2008 The Supremes
posted by July 17 at 12:57 PMon
I’m a big fan of outgoing NYT Supreme Court reporter Linda Greenhouse, so I was kind of disappointed by her lackluster retrospective piece for last weekend’s Week in Review.
But her ongoing Q&A with readers this week is definitely worth checking out. For instance, Obama has been indicating he wants “people who have life experience and [who] understand what it means to be on the outside, what it means to have the system not work for them” on the Supreme Court—making it rather hard for federal court-watchers to guess who he’d nominate. Here’s Greenhouse on the subject:
Q. Do you think that the justices of the Supreme Court are becoming further removed from the everyday world of the average U.S. citizen and lawyer when so many of them have spent most, if not all of their careers, as judges or academics or both? If so, what does this portend for the future of the court, its decisions and respect for the court? —Charles L. Riter, South Dakota
A. I think I’m on safe ground in saying that the current court is the first in United States history on which every member’s immediate past job was as a judge on a federal appeals court. In the not-too-distant past, it was common to select justices from among leading figures in American public life—Earl Warren was a three-term governor of California who had run for vice president on the Republican ticket. Other members of the Warren Court had been senators, cabinet members, and presidential intimates.

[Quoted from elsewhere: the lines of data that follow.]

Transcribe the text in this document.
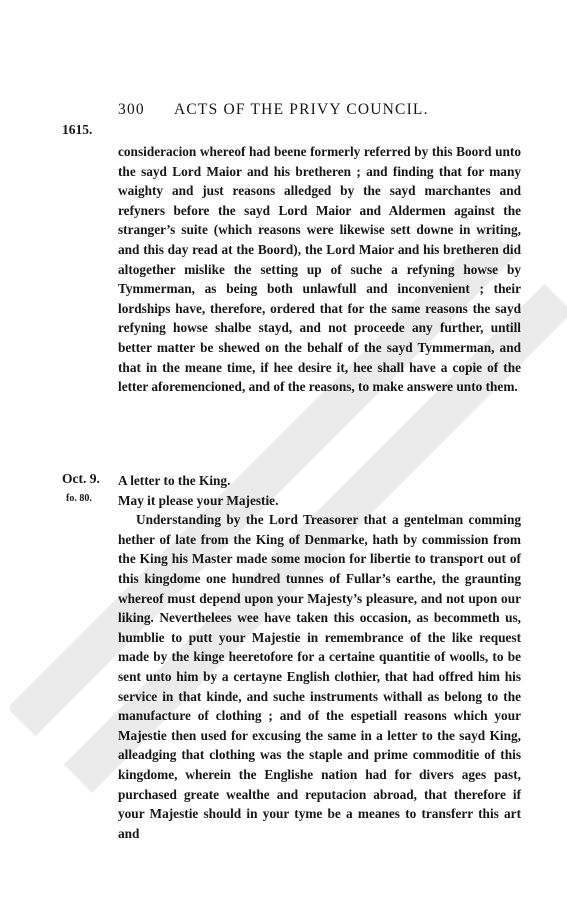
300 ACTS OF THE PRIVY COUNCIL.
1615.

consideracion whereof had beene formerly referred by this Boord unto the sayd Lord Maior and his bretheren ; and finding that for many waighty and just reasons alledged by the sayd marchantes and refyners before the sayd Lord Maior and Aldermen against the stranger’s suite (which reasons were likewise sett downe in writing, and this day read at the Boord), the Lord Maior and his bretheren did altogether mislike the setting up of suche a refyning howse by Tymmerman, as being both unlawfull and inconvenient ; their lordships have, therefore, ordered that for the same reasons the sayd refyning howse shalbe stayd, and not proceede any further, untill better matter be shewed on the behalf of the sayd Tymmerman, and that in the meane time, if hee desire it, hee shall have a copie of the letter aforemencioned, and of the reasons, to make answere unto them.

Oct. 9.
fo. 80.

A letter to the King.

May it please your Majestie.

Understanding by the Lord Treasorer that a gentelman comming hether of late from the King of Denmarke, hath by commission from the King his Master made some mocion for libertie to transport out of this kingdome one hundred tunnes of Fullar’s earthe, the graunting whereof must depend upon your Majesty’s pleasure, and not upon our liking. Neverthelees wee have taken this occasion, as becommeth us, humblie to putt your Majestie in remembrance of the like request made by the kinge heeretofore for a certaine quantitie of woolls, to be sent unto him by a certayne English clothier, that had offred him his service in that kinde, and suche instruments withall as belong to the manufacture of clothing ; and of the espetiall reasons which your Majestie then used for excusing the same in a letter to the sayd King, alleadging that clothing was the staple and prime commoditie of this kingdome, wherein the Englishe nation had for divers ages past, purchased greate wealthe and reputacion abroad, that therefore if your Majestie should in your tyme be a meanes to transferr this art and
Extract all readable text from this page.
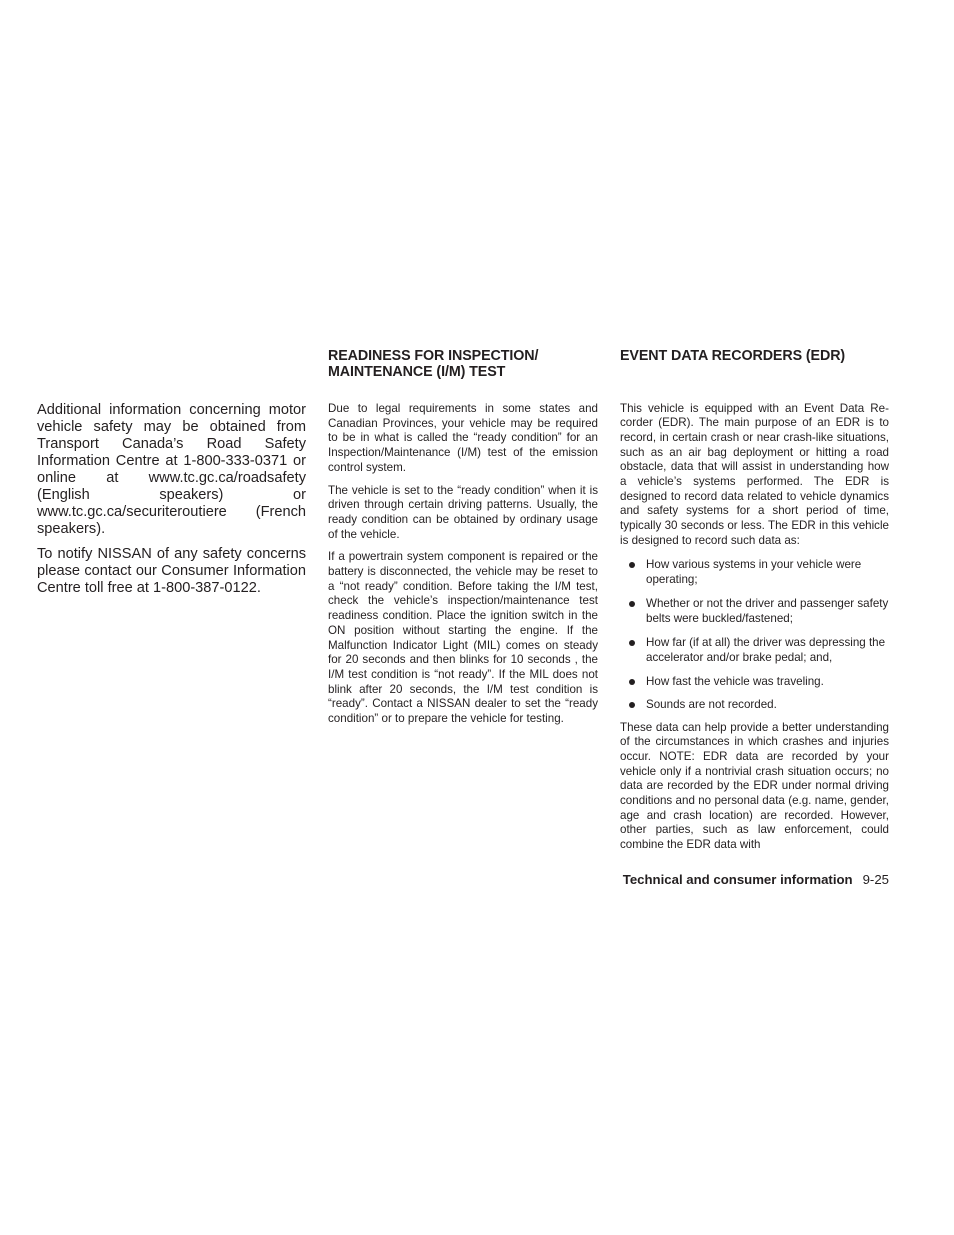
Additional information concerning motor vehicle safety may be obtained from Transport Canada’s Road Safety Information Centre at 1-800-333-0371 or online at www.tc.gc.ca/roadsafety (English speakers) or www.tc.gc.ca/securiteroutiere (French speakers).

To notify NISSAN of any safety concerns please contact our Consumer Information Centre toll free at 1-800-387-0122.

READINESS FOR INSPECTION/ MAINTENANCE (I/M) TEST

Due to legal requirements in some states and Canadian Provinces, your vehicle may be required to be in what is called the “ready condition” for an Inspection/Maintenance (I/M) test of the emission control system.

The vehicle is set to the “ready condition” when it is driven through certain driving patterns. Usually, the ready condition can be obtained by ordinary usage of the vehicle.

If a powertrain system component is repaired or the battery is disconnected, the vehicle may be reset to a “not ready” condition. Before taking the I/M test, check the vehicle’s inspection/maintenance test readiness condition. Place the ignition switch in the ON position without starting the engine. If the Malfunction Indicator Light (MIL) comes on steady for 20 seconds and then blinks for 10 seconds , the I/M test condition is “not ready”. If the MIL does not blink after 20 seconds, the I/M test condition is “ready”. Contact a NISSAN dealer to set the “ready condition” or to prepare the vehicle for testing.

EVENT DATA RECORDERS (EDR)

This vehicle is equipped with an Event Data Recorder (EDR). The main purpose of an EDR is to record, in certain crash or near crash-like situations, such as an air bag deployment or hitting a road obstacle, data that will assist in understanding how a vehicle’s systems performed. The EDR is designed to record data related to vehicle dynamics and safety systems for a short period of time, typically 30 seconds or less. The EDR in this vehicle is designed to record such data as:

How various systems in your vehicle were operating;
Whether or not the driver and passenger safety belts were buckled/fastened;
How far (if at all) the driver was depressing the accelerator and/or brake pedal; and,
How fast the vehicle was traveling.
Sounds are not recorded.

These data can help provide a better understanding of the circumstances in which crashes and injuries occur. NOTE: EDR data are recorded by your vehicle only if a nontrivial crash situation occurs; no data are recorded by the EDR under normal driving conditions and no personal data (e.g. name, gender, age and crash location) are recorded. However, other parties, such as law enforcement, could combine the EDR data with

Technical and consumer information 9-25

There is general agreement that a greater diversity of background would be useful today. Some fine justices had never been judges at all (Powell, Rehnquist). Justice O’Connor had served only an intermediate state court. Being on the Supreme Court is an inherently isolating experience, so the life experiences that justices bring with them matter perhaps more than in other venues. The experience of advising clients, helping real people solve problems, or working in a different branch or level of government could perhaps help a justice insist less on doctrinal purity and more on real solutions to our legal problems. The early justices lived in boarding houses and “rode circuit,”: sitting as federal trial judges in distant cities, often at great inconvenience and sometimes peril. Clearly the framers of the Constitution didn’t expect justices of the Supreme Court to lead remote, isolated lives. (For a fascinating historical novel based on the lives of the early justices and their wives, see “A More Obedient Wife” by Natalie Wexler.)